This project aims to improve a course recommendation system currently in production.
Emagister is a company whose objective is to be a meeting point for students and course providers, and they aim to do so by helping people find the right training. That's why the recommender system is one of the most important parts of the web. So the primary motivation of this project is to improve the current recommendation system.
An essential part of the company's business model is the cost per lead business model. Users generate leads on courses offered by centres. Also, users can rate the course from 1 to 10.
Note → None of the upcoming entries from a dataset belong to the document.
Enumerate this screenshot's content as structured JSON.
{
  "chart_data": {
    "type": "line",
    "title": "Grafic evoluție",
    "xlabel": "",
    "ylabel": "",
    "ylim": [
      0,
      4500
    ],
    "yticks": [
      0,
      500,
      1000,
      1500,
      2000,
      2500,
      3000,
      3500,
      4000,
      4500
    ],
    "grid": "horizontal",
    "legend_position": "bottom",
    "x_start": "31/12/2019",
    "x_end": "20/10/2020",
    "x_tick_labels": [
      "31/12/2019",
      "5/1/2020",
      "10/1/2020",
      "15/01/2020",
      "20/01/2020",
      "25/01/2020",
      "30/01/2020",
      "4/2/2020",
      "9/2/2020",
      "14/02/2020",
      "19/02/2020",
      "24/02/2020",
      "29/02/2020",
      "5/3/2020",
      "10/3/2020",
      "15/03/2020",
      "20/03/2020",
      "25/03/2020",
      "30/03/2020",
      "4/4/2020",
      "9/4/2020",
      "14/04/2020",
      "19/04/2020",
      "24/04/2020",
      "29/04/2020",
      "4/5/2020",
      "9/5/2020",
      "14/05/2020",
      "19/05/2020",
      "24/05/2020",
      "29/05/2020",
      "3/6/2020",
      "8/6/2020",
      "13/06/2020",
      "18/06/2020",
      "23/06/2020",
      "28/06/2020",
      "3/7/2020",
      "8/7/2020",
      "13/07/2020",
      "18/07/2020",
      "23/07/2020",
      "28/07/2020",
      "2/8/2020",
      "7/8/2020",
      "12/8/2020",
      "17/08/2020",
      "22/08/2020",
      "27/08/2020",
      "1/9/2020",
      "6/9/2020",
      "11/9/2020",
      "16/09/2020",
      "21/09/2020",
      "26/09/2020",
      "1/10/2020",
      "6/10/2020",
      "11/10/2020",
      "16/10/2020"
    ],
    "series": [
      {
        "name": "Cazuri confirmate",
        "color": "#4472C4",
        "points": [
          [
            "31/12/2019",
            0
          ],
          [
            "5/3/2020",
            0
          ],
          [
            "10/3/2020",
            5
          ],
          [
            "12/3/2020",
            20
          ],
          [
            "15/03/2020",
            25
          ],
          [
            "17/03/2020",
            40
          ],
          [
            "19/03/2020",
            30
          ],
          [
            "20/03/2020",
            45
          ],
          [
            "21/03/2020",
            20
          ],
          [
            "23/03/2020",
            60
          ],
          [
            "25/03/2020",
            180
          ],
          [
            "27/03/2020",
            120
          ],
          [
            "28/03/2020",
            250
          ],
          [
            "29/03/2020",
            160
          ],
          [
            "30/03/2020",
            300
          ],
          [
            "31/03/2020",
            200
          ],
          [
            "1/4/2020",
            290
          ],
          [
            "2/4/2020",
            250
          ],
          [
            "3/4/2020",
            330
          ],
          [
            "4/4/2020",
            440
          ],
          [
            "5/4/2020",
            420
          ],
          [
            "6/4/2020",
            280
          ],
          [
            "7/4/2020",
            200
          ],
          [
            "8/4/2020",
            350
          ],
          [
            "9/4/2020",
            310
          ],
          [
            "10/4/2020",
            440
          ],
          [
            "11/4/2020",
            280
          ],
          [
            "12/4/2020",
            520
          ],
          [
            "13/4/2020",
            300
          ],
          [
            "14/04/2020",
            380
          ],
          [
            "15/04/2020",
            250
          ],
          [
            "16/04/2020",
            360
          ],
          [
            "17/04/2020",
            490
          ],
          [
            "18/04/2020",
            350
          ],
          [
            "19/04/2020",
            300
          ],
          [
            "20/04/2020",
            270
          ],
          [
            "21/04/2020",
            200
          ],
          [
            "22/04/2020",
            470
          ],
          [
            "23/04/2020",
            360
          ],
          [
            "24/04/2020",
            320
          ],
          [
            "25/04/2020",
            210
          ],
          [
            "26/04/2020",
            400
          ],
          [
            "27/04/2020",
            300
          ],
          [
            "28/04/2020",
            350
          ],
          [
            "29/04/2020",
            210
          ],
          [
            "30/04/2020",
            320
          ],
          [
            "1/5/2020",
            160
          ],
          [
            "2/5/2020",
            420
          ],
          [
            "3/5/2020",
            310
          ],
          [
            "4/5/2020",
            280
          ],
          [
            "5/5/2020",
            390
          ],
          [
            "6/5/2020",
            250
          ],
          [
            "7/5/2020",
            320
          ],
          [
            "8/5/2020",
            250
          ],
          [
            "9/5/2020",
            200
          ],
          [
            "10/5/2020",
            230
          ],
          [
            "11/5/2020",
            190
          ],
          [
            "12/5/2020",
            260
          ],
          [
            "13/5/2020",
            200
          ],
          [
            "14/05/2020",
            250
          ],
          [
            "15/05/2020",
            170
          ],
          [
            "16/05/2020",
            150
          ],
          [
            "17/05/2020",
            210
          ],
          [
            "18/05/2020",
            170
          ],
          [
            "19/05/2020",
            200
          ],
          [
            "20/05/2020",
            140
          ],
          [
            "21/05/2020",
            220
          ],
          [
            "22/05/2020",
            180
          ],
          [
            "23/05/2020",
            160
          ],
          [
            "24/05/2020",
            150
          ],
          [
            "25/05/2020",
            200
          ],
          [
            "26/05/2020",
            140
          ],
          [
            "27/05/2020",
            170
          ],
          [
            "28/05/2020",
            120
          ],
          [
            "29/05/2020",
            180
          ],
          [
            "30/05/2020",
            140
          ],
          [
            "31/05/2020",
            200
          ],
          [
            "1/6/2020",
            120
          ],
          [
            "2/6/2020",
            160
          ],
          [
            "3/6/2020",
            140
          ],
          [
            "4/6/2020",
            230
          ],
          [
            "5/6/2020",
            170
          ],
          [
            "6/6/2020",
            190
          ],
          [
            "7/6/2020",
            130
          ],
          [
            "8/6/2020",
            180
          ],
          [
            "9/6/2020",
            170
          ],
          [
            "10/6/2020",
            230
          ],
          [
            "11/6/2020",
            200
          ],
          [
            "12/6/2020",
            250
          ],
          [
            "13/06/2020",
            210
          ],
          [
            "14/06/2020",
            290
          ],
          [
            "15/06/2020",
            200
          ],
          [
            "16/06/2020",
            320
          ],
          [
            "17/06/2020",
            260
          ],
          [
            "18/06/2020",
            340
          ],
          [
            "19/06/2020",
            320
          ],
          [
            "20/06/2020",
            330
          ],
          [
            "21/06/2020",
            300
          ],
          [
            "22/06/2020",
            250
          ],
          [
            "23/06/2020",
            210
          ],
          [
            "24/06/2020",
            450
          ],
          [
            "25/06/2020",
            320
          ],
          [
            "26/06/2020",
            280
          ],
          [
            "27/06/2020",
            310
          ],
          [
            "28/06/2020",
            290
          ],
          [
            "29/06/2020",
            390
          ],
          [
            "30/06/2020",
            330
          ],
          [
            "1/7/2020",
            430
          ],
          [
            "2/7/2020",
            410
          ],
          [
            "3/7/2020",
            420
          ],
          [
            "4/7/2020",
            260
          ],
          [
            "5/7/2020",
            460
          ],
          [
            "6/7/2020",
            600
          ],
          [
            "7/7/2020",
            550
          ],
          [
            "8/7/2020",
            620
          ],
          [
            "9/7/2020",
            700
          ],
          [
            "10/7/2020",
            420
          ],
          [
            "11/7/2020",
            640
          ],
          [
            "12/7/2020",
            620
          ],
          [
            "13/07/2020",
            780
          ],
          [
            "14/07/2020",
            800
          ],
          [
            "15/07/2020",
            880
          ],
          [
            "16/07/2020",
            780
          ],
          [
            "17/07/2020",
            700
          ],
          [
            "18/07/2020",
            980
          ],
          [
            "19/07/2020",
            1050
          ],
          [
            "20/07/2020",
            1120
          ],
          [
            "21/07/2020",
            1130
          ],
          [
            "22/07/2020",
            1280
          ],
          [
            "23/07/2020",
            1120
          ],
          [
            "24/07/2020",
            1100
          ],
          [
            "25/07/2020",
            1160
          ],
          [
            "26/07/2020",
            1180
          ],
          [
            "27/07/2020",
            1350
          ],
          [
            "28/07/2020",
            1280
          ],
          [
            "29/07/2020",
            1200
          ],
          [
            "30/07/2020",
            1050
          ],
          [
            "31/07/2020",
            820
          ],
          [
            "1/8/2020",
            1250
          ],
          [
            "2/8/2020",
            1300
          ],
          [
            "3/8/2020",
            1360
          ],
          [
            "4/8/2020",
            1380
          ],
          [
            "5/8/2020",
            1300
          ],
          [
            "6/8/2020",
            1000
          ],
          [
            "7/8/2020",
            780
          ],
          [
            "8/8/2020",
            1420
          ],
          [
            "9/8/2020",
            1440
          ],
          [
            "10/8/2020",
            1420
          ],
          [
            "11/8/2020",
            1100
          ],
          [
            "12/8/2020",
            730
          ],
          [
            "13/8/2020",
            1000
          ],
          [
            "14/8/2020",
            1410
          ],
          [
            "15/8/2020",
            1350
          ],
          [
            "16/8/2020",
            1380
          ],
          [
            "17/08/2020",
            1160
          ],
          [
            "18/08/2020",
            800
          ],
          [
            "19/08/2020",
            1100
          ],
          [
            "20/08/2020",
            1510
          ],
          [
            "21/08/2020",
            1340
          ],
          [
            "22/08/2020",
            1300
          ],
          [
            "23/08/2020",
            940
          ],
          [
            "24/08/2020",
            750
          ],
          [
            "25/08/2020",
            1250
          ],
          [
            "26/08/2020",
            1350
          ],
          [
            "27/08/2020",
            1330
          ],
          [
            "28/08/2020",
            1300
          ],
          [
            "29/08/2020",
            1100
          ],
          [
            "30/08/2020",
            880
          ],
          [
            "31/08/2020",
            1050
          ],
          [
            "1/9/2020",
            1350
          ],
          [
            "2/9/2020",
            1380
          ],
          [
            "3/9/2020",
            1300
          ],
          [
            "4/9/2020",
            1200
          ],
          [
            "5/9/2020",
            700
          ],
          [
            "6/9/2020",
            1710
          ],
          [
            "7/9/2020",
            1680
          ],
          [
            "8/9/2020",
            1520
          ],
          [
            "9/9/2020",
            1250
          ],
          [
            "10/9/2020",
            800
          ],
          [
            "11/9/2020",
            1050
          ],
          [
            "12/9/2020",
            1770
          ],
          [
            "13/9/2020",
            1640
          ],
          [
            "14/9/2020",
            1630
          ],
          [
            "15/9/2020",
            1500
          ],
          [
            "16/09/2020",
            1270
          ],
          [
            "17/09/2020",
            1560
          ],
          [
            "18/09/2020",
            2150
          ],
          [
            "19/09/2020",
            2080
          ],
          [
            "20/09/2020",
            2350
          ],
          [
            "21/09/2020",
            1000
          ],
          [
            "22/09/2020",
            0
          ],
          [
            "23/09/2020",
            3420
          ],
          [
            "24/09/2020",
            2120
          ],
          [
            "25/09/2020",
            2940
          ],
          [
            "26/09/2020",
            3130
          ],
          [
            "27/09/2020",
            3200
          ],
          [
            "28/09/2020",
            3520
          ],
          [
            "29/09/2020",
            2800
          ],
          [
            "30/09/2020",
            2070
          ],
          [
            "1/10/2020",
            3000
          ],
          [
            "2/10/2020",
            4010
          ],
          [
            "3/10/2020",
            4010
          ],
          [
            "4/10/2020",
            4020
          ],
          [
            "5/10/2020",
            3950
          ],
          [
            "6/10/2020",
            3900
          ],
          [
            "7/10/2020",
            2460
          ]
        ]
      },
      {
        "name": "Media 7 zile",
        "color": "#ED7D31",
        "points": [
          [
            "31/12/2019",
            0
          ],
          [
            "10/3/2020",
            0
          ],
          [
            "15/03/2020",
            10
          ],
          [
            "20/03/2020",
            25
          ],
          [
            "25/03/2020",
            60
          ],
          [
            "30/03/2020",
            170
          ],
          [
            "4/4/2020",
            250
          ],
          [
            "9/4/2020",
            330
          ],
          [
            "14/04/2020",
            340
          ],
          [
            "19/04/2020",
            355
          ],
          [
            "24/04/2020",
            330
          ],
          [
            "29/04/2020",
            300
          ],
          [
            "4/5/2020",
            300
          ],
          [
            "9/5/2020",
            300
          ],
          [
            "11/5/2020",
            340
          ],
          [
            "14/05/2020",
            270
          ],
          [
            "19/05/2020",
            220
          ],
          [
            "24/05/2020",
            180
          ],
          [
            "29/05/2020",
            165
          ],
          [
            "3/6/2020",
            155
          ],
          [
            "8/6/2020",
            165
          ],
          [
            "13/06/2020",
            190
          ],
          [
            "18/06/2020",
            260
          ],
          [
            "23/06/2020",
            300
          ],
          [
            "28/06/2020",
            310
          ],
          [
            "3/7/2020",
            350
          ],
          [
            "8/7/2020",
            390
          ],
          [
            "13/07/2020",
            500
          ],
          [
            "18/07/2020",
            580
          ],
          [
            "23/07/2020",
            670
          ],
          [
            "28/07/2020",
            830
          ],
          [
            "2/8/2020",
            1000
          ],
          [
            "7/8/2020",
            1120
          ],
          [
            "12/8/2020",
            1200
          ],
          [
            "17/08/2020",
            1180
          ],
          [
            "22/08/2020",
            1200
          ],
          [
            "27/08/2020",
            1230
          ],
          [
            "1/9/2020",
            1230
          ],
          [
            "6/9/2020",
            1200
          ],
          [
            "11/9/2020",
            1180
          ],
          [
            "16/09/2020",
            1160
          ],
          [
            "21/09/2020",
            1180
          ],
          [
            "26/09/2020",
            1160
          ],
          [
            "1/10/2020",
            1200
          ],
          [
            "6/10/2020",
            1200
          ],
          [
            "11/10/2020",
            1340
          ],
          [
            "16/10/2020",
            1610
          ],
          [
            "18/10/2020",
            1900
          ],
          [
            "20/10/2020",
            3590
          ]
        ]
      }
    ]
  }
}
Therefore, I use this data to measure the popularity of the courses based on two metrics: the number of leads generated and rating.
The data available for this project are real data extracted from the Emagister UK database. As an employee of Emagister, I requested authorization from the company to use the data, after consulting with our lawyers, the company permitted me.
For security and legal reasons, user data is encrypted.
I use the following four methods of recommendations:
- Knowledge-based recommendations
- Content-based filtering
- Neighbourhood-based collaborative filtering
- Model-based collaborative filtering
The project is divided into five parts:
- ETL pipeline
- Exploratory data analysis
- Models creation
- Make recommendations
- A demo web application
The pipeline retrieves raw data from the database, then performs the data wrangling process on this data and finally loads the resulting clean data to database and files, ready to be used in the web application.
The code is in this notebook: 1_Extract_transform_load.ipynb
I have taken the code written in this section and arranged into several classes and a script, which allows you to automate the ETL process. To execute the ETL pipeline script, run the following commands:
$ cd automate/
$ python etl.py <username> <password>
Once the data has been cleaned, it is time to perform an exploratory data analysis. I search for patterns and trends in data, and I create visualizations for this data as well.
The code is in this notebook: 2_Exploratory_data_analysis.ipynb
In this part, I create models from which I make the recommendations.
The code is in this notebook: 3_Create_models.ipynb
I have taken the code written in this section and arranged into a class and a script, which allows automating the models' creation. To execute the process, run the following commands:
$ cd automate/
$ python model.py <username> <password>
After the exploratory data analysis, is time to play around with structures created in the first part and trying to make recommendations.
The code is in this notebook: 4_Make_recommendations.ipynb
The observations and models derived from the ETL phase and analysis of the project are implemented in a web application that can be accessed here. You can get more information about this demo web here
To run this project properly, you need the following:
- Python >=3.5
- numpy 1.18.1
- pandas 0.24.2
- scikit-learn 0.20.3
- scipy 1.2.1
- sqlalchemy 1.3.2
- matplotlib 3.0.3
- halo 0.0.28 (Spinner for terminal. PyPi)
- pymysql 0.9.3 (Python MySQL client library. PyPi)
Also, you need to install texcptulz
, a library designed to transform the raw ingested text into a form that is ready for calculation and modelling.
I have developed this library for this project. To install texcptulz
run the following command:
pip install texcptulz
More information here.
- Bengford, Bilbro & Ojeda (2018) Applied Text Analysis with Python. O'Reilly Media, Inc.
- Segaran (2007) Programming Collective Intelligence. O'Reilly Media, Inc.
- Phillips (2019) Python 3 Object-Oriented Programming. Third Edition. Packt Publishing Ltd.
- Grinberg (2014) Flask Web Development. Developing Web Applications with Python. O'Reilly Media, Inc.